Q - En Afghanistan, les troupes françaises sont engagées sur un théâtre très difficile et, d’ailleurs, le Quai d’Orsay communique très peu ces derniers temps concernant cette situation. Craignez-vous des répercussions dans le cadre de la campagne électorale ?

R - Non, ce n’est pas du tout cela. Le président de la République s’est parfaitement exprimé à l’occasion du dernier sommet de l’OTAN à Riga.

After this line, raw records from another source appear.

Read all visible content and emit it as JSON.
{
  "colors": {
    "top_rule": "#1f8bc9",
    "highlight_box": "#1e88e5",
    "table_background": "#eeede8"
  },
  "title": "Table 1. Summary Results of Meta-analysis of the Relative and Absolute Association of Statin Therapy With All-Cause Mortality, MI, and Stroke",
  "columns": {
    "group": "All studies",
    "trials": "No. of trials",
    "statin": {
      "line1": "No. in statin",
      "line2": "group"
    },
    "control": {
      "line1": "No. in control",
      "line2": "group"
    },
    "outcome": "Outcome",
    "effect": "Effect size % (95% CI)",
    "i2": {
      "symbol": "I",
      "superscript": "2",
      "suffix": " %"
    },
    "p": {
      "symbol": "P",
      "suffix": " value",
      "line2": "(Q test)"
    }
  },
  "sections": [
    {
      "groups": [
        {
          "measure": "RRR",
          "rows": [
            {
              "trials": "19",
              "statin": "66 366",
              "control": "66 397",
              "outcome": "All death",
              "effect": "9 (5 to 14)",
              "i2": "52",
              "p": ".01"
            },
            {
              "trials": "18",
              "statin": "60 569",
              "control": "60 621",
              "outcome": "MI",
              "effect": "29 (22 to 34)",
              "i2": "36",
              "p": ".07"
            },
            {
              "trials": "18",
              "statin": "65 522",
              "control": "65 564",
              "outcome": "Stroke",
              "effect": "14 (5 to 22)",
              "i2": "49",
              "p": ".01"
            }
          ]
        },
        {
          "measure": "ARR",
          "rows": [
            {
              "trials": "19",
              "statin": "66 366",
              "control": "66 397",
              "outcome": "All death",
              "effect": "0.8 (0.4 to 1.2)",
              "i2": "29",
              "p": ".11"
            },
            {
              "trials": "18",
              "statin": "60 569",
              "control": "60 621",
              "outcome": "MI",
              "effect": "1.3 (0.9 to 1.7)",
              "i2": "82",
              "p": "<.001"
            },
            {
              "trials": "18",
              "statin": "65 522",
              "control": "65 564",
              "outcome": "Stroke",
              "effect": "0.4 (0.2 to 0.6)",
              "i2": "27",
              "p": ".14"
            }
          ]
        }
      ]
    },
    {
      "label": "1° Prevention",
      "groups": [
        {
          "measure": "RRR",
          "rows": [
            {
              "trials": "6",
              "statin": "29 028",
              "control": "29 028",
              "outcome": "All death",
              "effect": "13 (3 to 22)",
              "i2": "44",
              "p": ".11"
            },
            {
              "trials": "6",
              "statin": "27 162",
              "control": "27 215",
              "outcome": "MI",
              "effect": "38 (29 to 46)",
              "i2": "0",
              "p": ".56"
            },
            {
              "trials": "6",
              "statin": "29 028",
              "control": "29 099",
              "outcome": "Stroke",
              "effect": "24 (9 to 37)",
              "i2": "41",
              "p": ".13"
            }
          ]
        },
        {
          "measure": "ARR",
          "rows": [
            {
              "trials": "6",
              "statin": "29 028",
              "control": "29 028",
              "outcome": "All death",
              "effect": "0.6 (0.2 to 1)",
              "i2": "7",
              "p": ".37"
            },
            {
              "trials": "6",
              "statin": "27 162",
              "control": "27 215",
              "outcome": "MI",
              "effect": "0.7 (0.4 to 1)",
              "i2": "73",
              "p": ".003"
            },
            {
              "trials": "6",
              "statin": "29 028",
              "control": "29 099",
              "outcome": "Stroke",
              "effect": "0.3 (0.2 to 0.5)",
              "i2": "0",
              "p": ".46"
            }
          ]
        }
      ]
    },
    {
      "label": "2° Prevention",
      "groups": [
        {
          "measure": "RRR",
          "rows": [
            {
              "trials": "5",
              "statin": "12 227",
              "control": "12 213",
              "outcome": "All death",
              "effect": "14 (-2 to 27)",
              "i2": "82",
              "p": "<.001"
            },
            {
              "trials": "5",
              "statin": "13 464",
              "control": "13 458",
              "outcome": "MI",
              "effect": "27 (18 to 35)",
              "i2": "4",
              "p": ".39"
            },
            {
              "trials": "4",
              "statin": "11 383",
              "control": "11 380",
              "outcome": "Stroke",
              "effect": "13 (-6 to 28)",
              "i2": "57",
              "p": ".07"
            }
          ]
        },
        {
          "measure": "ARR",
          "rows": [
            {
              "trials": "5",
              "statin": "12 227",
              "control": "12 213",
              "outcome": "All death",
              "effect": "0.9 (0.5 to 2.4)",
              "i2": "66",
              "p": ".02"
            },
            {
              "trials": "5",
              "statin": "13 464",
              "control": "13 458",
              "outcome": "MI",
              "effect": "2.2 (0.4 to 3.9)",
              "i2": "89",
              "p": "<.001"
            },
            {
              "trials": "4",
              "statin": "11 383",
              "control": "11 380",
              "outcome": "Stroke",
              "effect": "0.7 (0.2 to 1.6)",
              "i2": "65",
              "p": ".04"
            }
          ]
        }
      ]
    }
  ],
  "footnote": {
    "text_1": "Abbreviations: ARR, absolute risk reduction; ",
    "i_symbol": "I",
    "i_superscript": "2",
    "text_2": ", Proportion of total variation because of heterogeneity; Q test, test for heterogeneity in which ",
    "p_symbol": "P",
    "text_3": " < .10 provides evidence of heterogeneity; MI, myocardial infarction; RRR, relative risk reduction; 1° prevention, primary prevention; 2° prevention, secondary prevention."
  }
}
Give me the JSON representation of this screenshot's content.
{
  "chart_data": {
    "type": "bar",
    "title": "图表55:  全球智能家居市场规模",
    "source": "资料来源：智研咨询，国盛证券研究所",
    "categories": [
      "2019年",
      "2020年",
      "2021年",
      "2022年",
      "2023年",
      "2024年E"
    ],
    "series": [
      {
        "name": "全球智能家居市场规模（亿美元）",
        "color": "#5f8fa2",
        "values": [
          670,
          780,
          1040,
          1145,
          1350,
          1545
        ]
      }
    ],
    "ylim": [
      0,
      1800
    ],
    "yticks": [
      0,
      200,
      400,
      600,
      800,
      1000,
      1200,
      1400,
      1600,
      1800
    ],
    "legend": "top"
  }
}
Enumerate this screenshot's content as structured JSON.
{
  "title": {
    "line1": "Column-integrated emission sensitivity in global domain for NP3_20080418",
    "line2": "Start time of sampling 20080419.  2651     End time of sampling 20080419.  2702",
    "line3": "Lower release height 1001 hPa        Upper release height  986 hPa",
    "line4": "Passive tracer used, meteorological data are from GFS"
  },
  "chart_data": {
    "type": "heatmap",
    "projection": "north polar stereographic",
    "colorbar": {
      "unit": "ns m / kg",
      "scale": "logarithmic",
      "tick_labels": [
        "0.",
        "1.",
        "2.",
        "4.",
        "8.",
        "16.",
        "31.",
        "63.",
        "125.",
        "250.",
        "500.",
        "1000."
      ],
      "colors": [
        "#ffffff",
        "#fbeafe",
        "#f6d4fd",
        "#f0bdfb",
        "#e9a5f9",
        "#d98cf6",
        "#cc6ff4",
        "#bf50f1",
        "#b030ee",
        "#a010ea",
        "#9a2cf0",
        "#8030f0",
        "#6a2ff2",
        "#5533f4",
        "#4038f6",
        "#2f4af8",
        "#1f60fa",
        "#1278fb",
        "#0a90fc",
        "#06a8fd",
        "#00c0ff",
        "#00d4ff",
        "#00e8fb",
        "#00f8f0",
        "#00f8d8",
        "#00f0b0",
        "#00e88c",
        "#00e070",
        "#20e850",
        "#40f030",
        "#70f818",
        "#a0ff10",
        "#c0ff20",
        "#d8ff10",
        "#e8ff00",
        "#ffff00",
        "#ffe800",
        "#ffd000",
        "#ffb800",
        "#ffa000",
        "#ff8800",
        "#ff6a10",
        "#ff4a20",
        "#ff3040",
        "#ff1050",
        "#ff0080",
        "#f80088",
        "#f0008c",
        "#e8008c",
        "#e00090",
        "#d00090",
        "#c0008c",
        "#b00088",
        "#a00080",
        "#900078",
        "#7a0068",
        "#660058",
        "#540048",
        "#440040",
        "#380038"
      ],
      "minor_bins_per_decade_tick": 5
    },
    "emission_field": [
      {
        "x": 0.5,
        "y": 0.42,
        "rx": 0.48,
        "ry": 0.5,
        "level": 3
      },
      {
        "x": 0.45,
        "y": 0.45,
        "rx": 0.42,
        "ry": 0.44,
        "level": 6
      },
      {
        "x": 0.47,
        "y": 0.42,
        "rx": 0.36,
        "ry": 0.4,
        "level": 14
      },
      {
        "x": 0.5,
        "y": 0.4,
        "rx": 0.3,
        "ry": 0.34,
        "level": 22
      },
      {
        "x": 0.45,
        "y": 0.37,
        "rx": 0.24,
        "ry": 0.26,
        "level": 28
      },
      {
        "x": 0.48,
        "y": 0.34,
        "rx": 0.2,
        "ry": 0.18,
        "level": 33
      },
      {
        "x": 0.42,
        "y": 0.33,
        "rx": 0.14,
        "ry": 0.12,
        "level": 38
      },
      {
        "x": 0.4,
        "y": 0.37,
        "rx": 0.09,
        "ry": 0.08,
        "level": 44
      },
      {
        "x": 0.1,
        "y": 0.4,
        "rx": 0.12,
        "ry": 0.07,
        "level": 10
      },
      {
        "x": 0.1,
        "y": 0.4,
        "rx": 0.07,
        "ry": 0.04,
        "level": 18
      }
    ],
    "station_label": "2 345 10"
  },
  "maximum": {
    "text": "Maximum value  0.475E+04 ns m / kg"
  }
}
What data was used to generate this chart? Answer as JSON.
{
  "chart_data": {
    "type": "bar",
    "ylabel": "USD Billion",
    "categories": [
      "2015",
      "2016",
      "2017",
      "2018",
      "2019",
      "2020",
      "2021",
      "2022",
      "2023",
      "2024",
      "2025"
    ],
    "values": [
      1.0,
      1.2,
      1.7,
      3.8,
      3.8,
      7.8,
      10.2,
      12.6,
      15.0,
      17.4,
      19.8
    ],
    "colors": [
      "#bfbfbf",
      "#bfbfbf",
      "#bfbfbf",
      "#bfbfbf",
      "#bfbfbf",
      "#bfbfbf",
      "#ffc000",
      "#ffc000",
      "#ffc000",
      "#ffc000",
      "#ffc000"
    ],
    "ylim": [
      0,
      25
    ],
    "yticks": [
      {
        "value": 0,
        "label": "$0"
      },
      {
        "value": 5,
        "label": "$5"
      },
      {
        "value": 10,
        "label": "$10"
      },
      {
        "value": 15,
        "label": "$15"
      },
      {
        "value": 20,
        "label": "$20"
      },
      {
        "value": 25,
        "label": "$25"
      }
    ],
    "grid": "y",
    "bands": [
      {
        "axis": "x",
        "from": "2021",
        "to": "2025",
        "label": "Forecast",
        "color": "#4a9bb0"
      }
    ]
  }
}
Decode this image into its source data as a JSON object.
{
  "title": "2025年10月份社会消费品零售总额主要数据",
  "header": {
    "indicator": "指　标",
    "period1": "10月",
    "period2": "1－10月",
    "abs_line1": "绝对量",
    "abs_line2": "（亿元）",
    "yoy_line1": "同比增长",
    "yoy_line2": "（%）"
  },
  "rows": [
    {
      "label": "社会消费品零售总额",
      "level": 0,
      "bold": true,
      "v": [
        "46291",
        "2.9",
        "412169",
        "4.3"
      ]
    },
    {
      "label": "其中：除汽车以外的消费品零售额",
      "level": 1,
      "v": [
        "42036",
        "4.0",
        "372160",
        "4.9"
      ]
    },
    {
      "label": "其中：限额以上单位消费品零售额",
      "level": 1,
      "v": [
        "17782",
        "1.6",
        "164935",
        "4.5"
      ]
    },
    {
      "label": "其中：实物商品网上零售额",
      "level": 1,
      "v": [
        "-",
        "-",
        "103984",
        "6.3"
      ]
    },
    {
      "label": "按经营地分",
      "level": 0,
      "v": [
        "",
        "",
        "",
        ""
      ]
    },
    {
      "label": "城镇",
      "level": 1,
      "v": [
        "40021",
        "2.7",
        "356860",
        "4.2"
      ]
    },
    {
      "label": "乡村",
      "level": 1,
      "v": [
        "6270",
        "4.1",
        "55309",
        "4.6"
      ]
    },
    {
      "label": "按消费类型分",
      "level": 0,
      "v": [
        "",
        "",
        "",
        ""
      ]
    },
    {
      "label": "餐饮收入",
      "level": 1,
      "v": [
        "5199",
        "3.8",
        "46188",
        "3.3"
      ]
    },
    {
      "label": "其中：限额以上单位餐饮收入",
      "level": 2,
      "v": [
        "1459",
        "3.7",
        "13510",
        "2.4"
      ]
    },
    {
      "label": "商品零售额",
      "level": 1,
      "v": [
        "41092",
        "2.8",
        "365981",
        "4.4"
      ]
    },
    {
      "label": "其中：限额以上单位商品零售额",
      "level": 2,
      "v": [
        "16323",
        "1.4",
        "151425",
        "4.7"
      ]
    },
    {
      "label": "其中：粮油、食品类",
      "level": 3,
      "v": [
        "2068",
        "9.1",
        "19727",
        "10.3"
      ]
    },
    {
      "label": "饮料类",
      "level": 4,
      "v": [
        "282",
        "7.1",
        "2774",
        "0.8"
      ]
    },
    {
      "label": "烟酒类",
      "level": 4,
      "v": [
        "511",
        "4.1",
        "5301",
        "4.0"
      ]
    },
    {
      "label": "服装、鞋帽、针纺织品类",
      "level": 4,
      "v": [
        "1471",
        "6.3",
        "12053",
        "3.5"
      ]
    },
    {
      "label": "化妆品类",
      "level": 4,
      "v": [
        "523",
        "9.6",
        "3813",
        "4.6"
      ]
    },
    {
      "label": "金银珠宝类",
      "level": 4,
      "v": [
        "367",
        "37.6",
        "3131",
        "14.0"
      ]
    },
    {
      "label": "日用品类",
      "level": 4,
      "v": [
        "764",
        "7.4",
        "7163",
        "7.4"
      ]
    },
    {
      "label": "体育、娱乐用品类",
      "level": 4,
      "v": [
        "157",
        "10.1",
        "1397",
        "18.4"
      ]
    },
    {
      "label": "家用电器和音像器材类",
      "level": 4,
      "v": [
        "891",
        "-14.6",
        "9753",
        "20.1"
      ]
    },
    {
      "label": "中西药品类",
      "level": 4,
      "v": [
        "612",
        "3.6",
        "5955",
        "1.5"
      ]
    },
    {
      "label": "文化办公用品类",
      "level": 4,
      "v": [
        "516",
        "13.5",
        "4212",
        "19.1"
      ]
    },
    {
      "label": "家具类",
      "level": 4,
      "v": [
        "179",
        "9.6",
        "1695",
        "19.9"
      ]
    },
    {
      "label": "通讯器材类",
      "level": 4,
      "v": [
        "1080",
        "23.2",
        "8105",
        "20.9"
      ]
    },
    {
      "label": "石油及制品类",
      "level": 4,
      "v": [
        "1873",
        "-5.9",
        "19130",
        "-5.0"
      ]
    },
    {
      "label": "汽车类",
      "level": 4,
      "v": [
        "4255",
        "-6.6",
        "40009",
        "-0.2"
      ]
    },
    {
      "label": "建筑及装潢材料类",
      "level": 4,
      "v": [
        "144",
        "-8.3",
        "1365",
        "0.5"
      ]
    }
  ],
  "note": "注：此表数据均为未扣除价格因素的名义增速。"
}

La situation en Afghanistan est inquiétante mais il faut bien comprendre que le principal problème dans ce pays, c’est celui de la drogue.

Avec une augmentation récente de la production du pavot de 90 % dans ce pays, comment faire pour inciter un paysan afghan à cultiver autre chose que du pavot ? C’est cela le sujet numéro un.

En ce qui concerne les opérations militaires, comme vous le savez, nous avons la responsabilité du commandement de Kaboul, avec près de 1.100 hommes, et la question est de savoir si nous devons en ajouter d’autres.

Q - On a vu qu’une dépêche indiquait que Tony Blair appelait les pays de l’OTAN à envoyer plus de troupes en Afghanistan.

R - Nous avons répondu à ce propos. Nous avons le commandement de la région de Kaboul, c’est une chose, et nous avons répondu que nous pourrions être amené, par l’intermédiaire de nos forces militaires, à agir, au cas par cas.

Q - Ceci en conservant votre autonomie ?

R - En conservant totalement notre autonomie et si nous pensons, au cas par cas, que nous pouvons agir militairement, nous le ferons. Mais nous ne voulons pas être entraînés dans une augmentation massive de l’action militaire.

Q - Il ne peut donc pas y avoir plus de troupes françaises en Afghanistan ?

R - Aujourd’hui, ce n’est pas d’actualité.